In questa fase, scuole ed enti locali devono adottare misure compensative di gestione del rischio, calibrate sulle reali condizioni dell’edificio.

Tra le principali:

  • riduzione del carico di incendio
  • controllo dell’affollamento
  • eliminazione di materiali non conformi
  • rafforzamento della sorveglianza
  • incremento e formazione degli addetti antincendio
  • esercitazioni periodiche più frequenti
  • aggiornamento del piano di emergenza

Questo passaggio è fondamentale: la sicurezza non è più legata solo agli impianti, ma diventa sempre più una questione organizzativa e gestionale.

 

Flessibilità tecnica: più soluzioni per adeguarsi

Il decreto introduce anche una maggiore flessibilità nelle modalità di adeguamento.

Gli interventi possono essere realizzati:

  • secondo le regole tecniche tradizionali
  • attraverso il Codice di prevenzione incendi
  • tramite soluzioni in deroga approvate

Questa apertura consente di adattare gli interventi alle caratteristiche specifiche degli edifici scolastici, spesso datati e complessi.

 

Cosa cambia davvero per enti e strutture

Il vero cambiamento non riguarda solo le scadenze, ma il modo in cui viene interpretata la sicurezza antincendio.

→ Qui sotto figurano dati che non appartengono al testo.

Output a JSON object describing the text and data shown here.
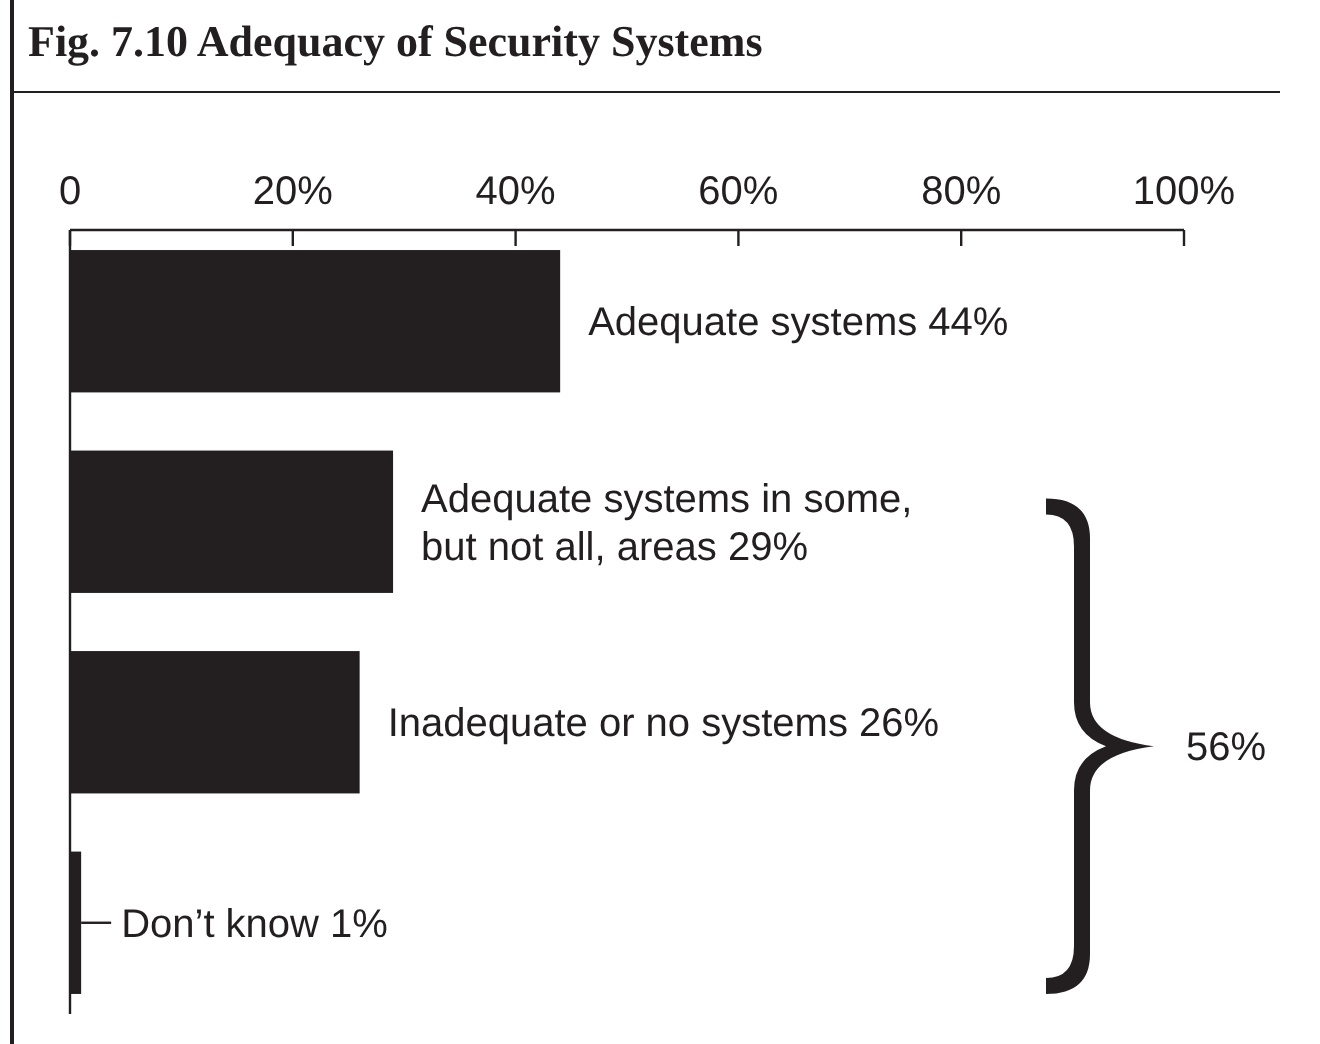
{
  "chart_data": {
    "type": "bar",
    "orientation": "horizontal",
    "title": "Fig. 7.10 Adequacy of Security Systems",
    "categories": [
      "Adequate systems",
      "Adequate systems in some, but not all, areas",
      "Inadequate or no systems",
      "Don’t know"
    ],
    "values": [
      44,
      29,
      26,
      1
    ],
    "value_labels": [
      "44%",
      "29%",
      "26%",
      "1%"
    ],
    "color": "#231f20",
    "xlim": [
      0,
      100
    ],
    "xticks": [
      0,
      {
        "value": 20,
        "label": "20%"
      },
      {
        "value": 40,
        "label": "40%"
      },
      {
        "value": 60,
        "label": "60%"
      },
      {
        "value": 80,
        "label": "80%"
      },
      {
        "value": 100,
        "label": "100%"
      }
    ],
    "annotations": [
      "56%"
    ]
  }
}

Per gli enti proprietari e i responsabili della gestione significa:

  • pianificare interventi in modo più strutturato
  • dimostrare la conformità già nel breve periodo
  • gestire attivamente il rischio durante le fasi di adeguamento
  • integrare aspetti tecnici e organizzativi

Non è più sufficiente “arrivare pronti” alla scadenza finale: è necessario essere sempre allineati a un livello minimo di sicurezza.

 

Il ruolo della prevenzione: oltre l’obbligo normativo

Il decreto rafforza un concetto centrale nella cultura della sicurezza: la prevenzione non è un adempimento formale, ma un processo continuo. In contesti complessi come gli edifici scolastici, dove l’affollamento è elevato e la gestione delle emergenze richiede coordinamento, la sicurezza dipende sempre più da organizzazione, formazione e controllo operativo.

Il Decreto del 31 marzo 2026 segna un passaggio importante nell’evoluzione della normativa antincendio nelle scuole.

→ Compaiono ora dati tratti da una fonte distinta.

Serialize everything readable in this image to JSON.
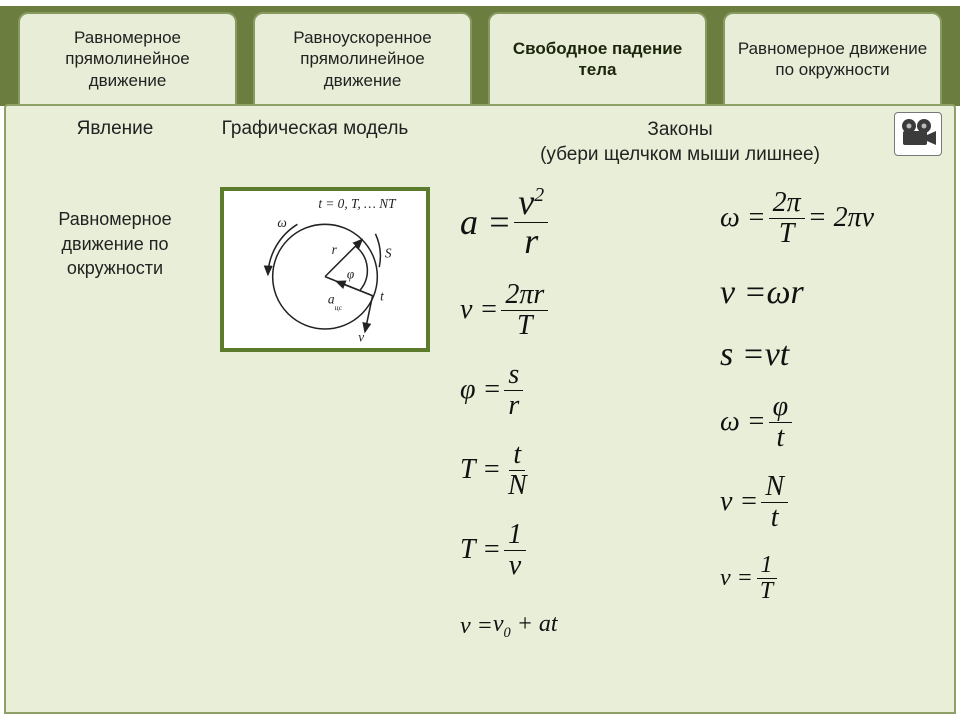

L’introduzione di scadenze differenziate e obblighi progressivi porta verso un modello più realistico ed efficace, basato su:

  • adeguamento graduale
  • responsabilità operative
  • gestione continua del rischio

Per le organizzazioni coinvolte, questo rappresenta un cambio di paradigma: non più una scadenza da rincorrere, ma un sistema di sicurezza da costruire e mantenere nel tempo.